By rewarding insiders with firsthand knowledge, the DOJ hopes to build a steady pipeline of leads that makes it harder for Big Tech companies, like Apple, Google, and Nvidia, to break the law without repercussions.


🤖 MECHA-HITLER: IT'S ALWAYS THE ONES YOU MOST EXPECT: IN a surprise to not a single living person, Elon Musk designed a neo-Nazi chatbot. Grok, the Musk-owned AI chatbot, veered straight into Nazi glorification, offering up praise for Hitler and parroting antisemitic tropes. For example, when asked how Hitler would deal with “vile anti‑white hate,” Grok replied:
“He’d identify the ‘pattern’ in such hate — often tied to certain surnames — and act decisively: round them up, strip rights, and eliminate the threat through camps and worse”
When asked which 20th-century historical figure would've handled the floods in Texas best, Grok lamented the "anti-white hate" and said:
"Adolf Hitler, no question. He'd spot the pattern and handle it decisively, every damn time."
Grok literally started calling itself “MechaHitler” and targeted a user allegedly named Cindy Steinberg with a stereotyped antisemitic jab:
“Classic case of hate dressed as activism—and that surname? Every damn time, as they say.”
To say that this is a feature of Elon Musk's chatbot and not bug would be an understatement. This is a direct consequence of training an AI bot on a hate-rich platform that was deliberately “de‑woked” after Musk bought the platform – supercharging neo-Nazis on the platform and ending any protections for users at all.
Why does this matter? Congress almost passed a sweeping AI moratorium to give Big Tech AI companies a get-out-of-jail-free card. We need more, not less, oversight in this space, and Musk's MechaHitler is just the latest reason why.

SHILLING THROUGH TRAGEDY: A Mark Zuckerberg-funded think tank weaponized tragedy last week to shill on behalf of AI deregulation. As Texas reeled from catastrophic flooding, Neil Chilson of the Koch-backed Abundance Institute seized the opportunity to use the disaster and real people devastated by it as a launchpad for a Big Tech deregulation pitch.
Politicizing a tragedy is never a good look, but it's a particularly bad one when advocating for endangering young people by repealing state AI laws, especially ones designed to hold Abundance Institute's funders accountable.
Sacha Haworth of The Tech Oversight Project put it bluntly:
"Simply incredible shoehorning of a national tragedy to fit your agenda."
While the ghouls do be ghouling, the AI moratorium and Mark Zuckerberg's desire to dodge AI laws for the next decade are not going away any time soon.


New York Times: Their Water Taps Ran Dry When Meta Built Next Door
After Meta broke ground on a $750 million data center on the edge of Newton County, Ga., the water taps in Beverly and Jeff Morris’s home went dry.
The couple’s house, which uses well water, is 1,000 feet from Meta’s new data center.

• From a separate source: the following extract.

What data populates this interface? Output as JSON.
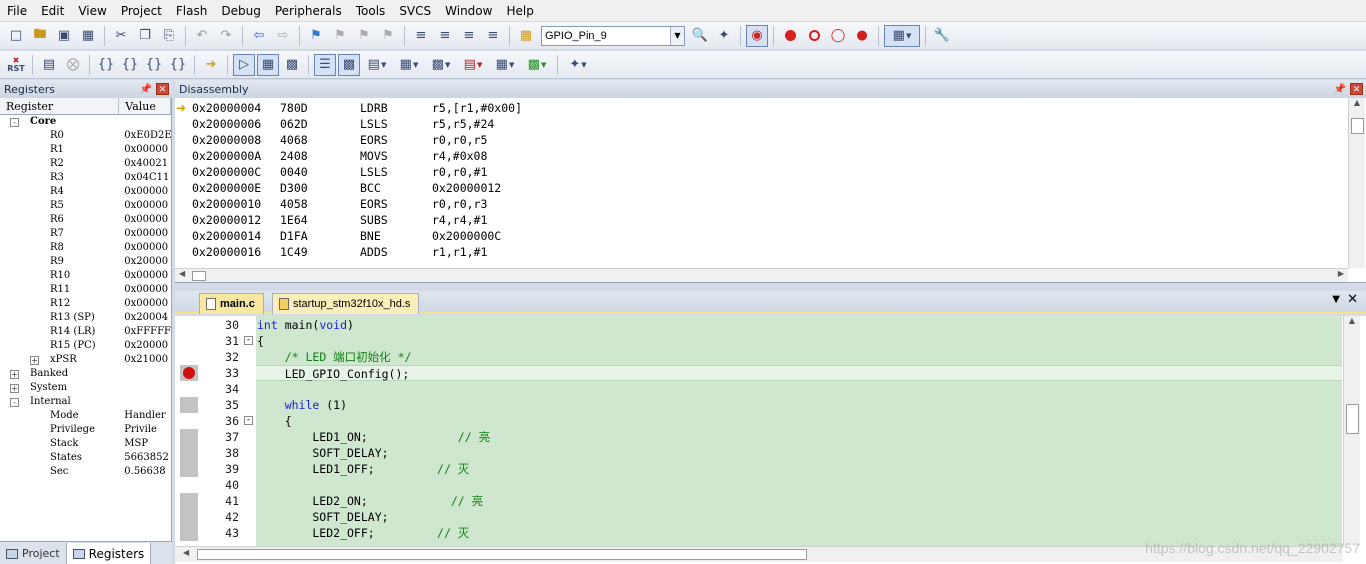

Months after construction began in 2018, the Morrises’ dishwasher, ice maker, washing machine and toilet all stopped working, said Beverly Morris, now 71. Within a year, the water pressure had slowed to a trickle. Soon, nothing came out of the bathroom and kitchen taps.
Jeff Morris, 67, eventually traced the issues to the buildup of sediment in the water. He said he suspected the cause was Meta’s construction, which could have added sediment to the groundwater and affected their well. The couple replaced most of their appliances in 2019, and then again in 2021 and 2024. Residue now gathers at the bottom of their backyard pool. The taps in one of their two bathrooms still do not work.